En este orden de ideas, y sin que se hagan necesarias otras consideraciones, no hay lugar a conceder el amparo peticionado. En mérito de lo expuesto, la Corte Suprema de Justicia, Sala de Casación Laboral, administrando justicia en nombre de la República de Colombia y por autoridad de la ley RESUELVE 1-. NEGAR por los motivos expuestos, la acción de tutela interpuesta por JOSÉ ALBERTO ROMERO ARAUJO, REINALDO UFRE BARRETO, MIGUEL ANTONIO DURÁN DE LA HOZ, JUAN SALAS SANTIAGO y HERNÁN ENRIQUE BARBUDO PATIÑO contra la SALA LABORAL PILOTO DE ORALIDAD DEL TRIBUNAL SUPERIOR DEL DISTRITO JUDICIAL DE BARRANQUILLA y los JUZGADOS QUINCE, DOCE, ONCE y DÉCIMO LABORALES DEL CIRCUITO de la misma ciudad – vinculados -. 2-.

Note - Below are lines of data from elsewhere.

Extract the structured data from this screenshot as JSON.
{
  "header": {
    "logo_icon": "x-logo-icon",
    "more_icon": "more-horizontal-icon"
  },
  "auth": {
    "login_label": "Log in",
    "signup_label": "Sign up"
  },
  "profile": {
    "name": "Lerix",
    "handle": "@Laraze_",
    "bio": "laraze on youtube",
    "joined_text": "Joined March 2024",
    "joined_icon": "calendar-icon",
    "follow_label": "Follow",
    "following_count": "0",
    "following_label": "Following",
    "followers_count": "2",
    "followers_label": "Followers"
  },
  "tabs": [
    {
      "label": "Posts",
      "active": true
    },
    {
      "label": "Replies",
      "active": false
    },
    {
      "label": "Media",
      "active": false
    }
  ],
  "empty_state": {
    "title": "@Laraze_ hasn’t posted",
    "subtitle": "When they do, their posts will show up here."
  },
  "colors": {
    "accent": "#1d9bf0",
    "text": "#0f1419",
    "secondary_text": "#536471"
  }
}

Comunicar a los interesados en la forma prevista por el artículo 30 del Decreto 2591 de 1991. 3-. Esta decisión es susceptible de ser recurrida en la oportunidad prevista en el artículo 31 del Decreto 2591 de 1991. Si no fuere impugnada, ENVÍESE el expediente a la Corte Constitucional para su eventual revisión.

NOTIFÍQUESE Y CÚMPLASE JORGE MAURICIO BURGOS RUÍZ ELSY DEL PILAR CUELLO CALDERÓN GUSTAVO JOSÉ GNECCO MENDOZA LUIS GABRIEL MIRANDA BUELVAS C ARLOS ERNESTO MOLINA MONSALVE FRANCISCO JAVIER RICAURTE GÓMEZ CAMILO TARQUINO GALLEGO ACLARACIÓN DE VOTO DEL MAGISTRADO GUSTAVO JOSÉ GNECCO MENDOZA Aunque comparto la decisión adoptada, debo aclarar que en mi opinión la acción de tutela no procede contra providencias judiciales, en virtud de los principios de autonomía e independencia de los jueces, columna vertebral de todo Estado de Derecho, tal como durante mucho tiempo y de manera pacífica y reiterada lo consideró esta Sala de la Corte Suprema de Justicia, con apoyo en varios argumentos jurídicos sólidos que mantienen plena vigencia. Para no abundar en esas serias razones, suficientemente conocidas y que ahora no son compartidas por la mayoría, estimo suficiente remitirme a lo que argumentó la Sala en fallo del 29 de octubre de 1998: “Conforme lo ha dicho en múltiples ocasiones esta Sala de la Corte Suprema de Justicia, la declaración de inconstitucionalidad de los artículos 11, 12 y 40 del Decreto 2591 de 1991, en los cuales se permitía el ejerci​cio de la acción de tutela contra providencias judiciales, retiró de nuestro ordenamiento jurídico el único aparente fundamento que existía para la procedencia de dicha acción contra cualquier providencia que en desarrollo de un proceso o actuación judicial se profiera.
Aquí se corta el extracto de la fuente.